Curt Handmann / 23.06.2023

@ Reinhard Schilde: Dem ist nichts hinzuzufügen. Der Gossenclown B. ist, richtig, allerdings nicht allein.

Margit Broetz / 23.06.2023

Dieses Subjekt ist so widerlich daß jede Beschäftigung mit dem reine Zeitverschwendung ist. Das Ausmaß seiner vollkommenen Dummheit und der Freiheit von jeglicher Bildung erschließt sich, wenn man ihn mit den im Artikel genannten Nazis vergleicht: die waren wenigstens keine ungebildeten Kretins.—- @Wolfgang Richter / 23.06.2023: Danke für den Hinweis! Der Paragraf um Vorbereitung eines Angriffskrieges wurde ersatzlos gestrichen, wußte ich nicht. Erschreckend.
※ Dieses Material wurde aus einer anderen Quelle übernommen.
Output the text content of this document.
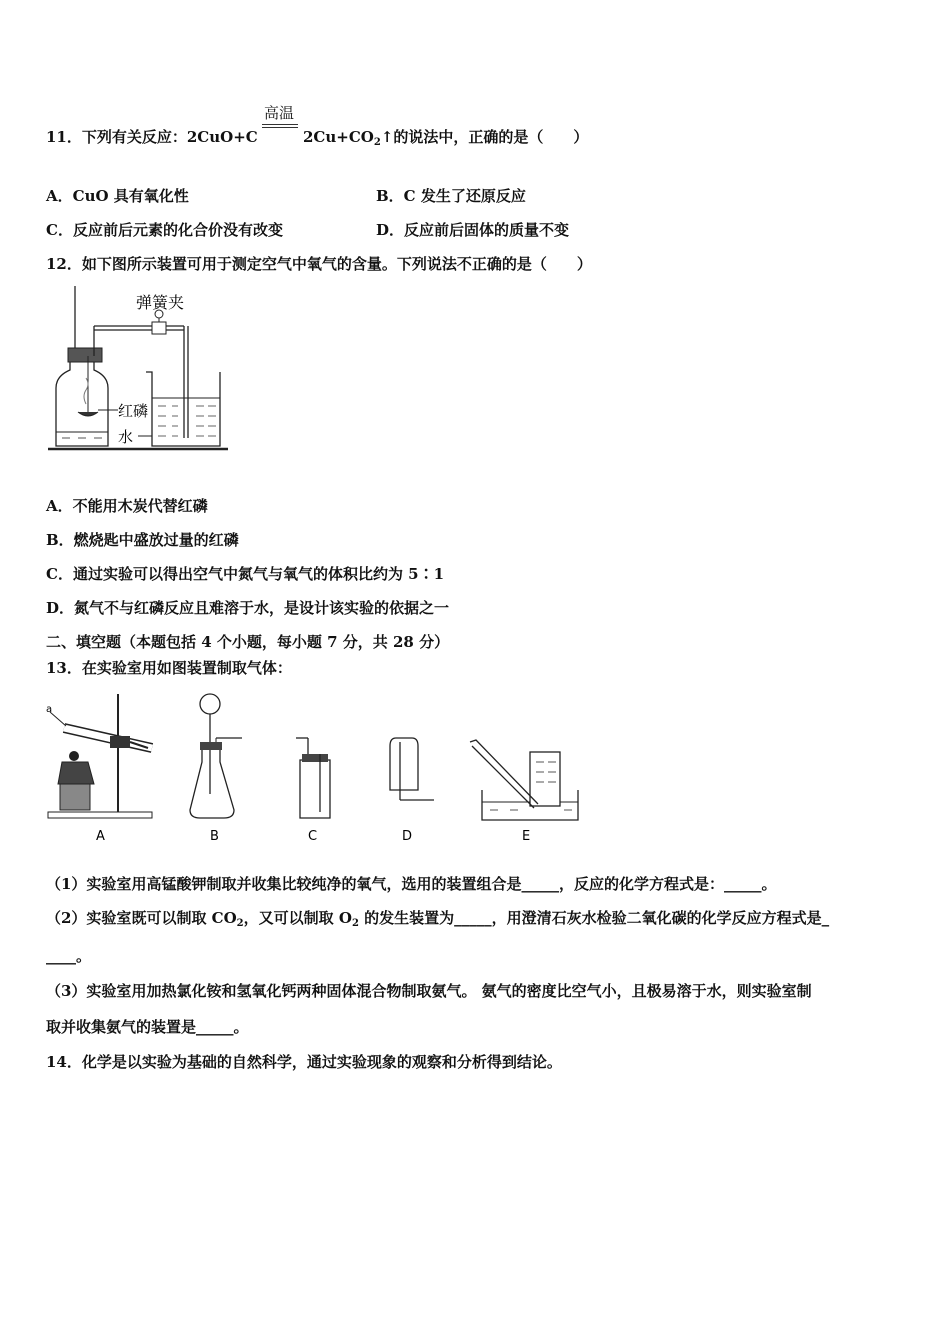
高温
11．下列有关反应：2CuO+C	$2Cu+CO_2↑$的说法中，正确的是（　　）
A．CuO 具有氧化性	B．C 发生了还原反应
C．反应前后元素的化合价没有改变	D．反应前后固体的质量不变
12．如下图所示装置可用于测定空气中氧气的含量。下列说法不正确的是（　　）
弹簧夹
红磷
水
A．不能用木炭代替红磷
B．燃烧匙中盛放过量的红磷
C．通过实验可以得出空气中氮气与氧气的体积比约为 5∶1
D．氮气不与红磷反应且难溶于水，是设计该实验的依据之一
二、填空题（本题包括 4 个小题，每小题 7 分，共 28 分）
13．在实验室用如图装置制取气体：
a
A	B	C	D	E
（1）实验室用高锰酸钾制取并收集比较纯净的氧气，选用的装置组合是_____，反应的化学方程式是：_____。
（2）实验室既可以制取 $CO_2$，又可以制取 $O_2$ 的发生装置为_____，用澄清石灰水检验二氧化碳的化学反应方程式是_
____。
（3）实验室用加热氯化铵和氢氧化钙两种固体混合物制取氨气。 氨气的密度比空气小，且极易溶于水，则实验室制
取并收集氨气的装置是_____。
14．化学是以实验为基础的自然科学，通过实验现象的观察和分析得到结论。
Thomin Weller / 23.06.2023

@T. Schneegaß, @Oliver Groh: “Wir hatten in der DDR keine Nazis in verantwortlichen Positionen.” Russland hat extra für die Wismut aktive NSDAP Menschen als Leiter im DDR Uran Bergbau eingesetzt. Manche Bergarbeiter erkannten die Faschisten. Diese kamen nie wieder aus dem Berg heraus. Siehe Doku “Wildwest bei der Wismut”. Und was alles in der inhomogenen Stasi an Doppel-Trippelagenten war..ohne Worte, der Platz reicht nicht. P.S. Der Opium Anbau in Afghanistan ist durch die Taliban zum erliegen gekommen. Nun kaufte die Bayer AG, Erfinder-Patentinhaber Heroin, extra Monsanto den vermutlich Saatgut Besteller der Felder und kann nicht ernten. Es winkt aus den USA Ersatz. Und Klimakleber, woke A-Faschisten kapieren es niemals. Bekommen Drogen einen Personalausweis, extra Papiere?

Sabine Drewes / 23.06.2023

@Wilfried Düring: In einer Diktatur ist es grundsätzlich schwierig, sich jeder Anpassung zu entziehen. Das wird gerne vergessen, besonders von jenen, die in einer freiheitlichen Demokratie aufwuchsen. Das meinte Kohl mit der “Gnade der späten Geburt”: Gnade heißt eben nicht Verdienst, sondern Glück. Das Glück, nie den Zwängen einer Diktatur ausgesetzt gewesen zu sein, dass man nie unter Beweis stellen musste, dass man einem Unrecht offen widerstand oder widersprach. Die meisten werden sich stets wegducken und trotzdem versuchen, nicht zu große Schuld auf sich zu laden. Das ist nicht schön, darauf kann man in der Tat nicht stolz sein, aber so sind die Menschen. Etwas gänzlich anderes ist es aber, wenn man in einer freiheitlichen Demokratie - weil dann ohne vergleichbaren Druck und Zwang - mitläuft oder wegsieht, wenn Unrecht geschieht. Für Verfehlungen dieser Leute aber hat man vielfach eine seltsame Nachsicht übrig.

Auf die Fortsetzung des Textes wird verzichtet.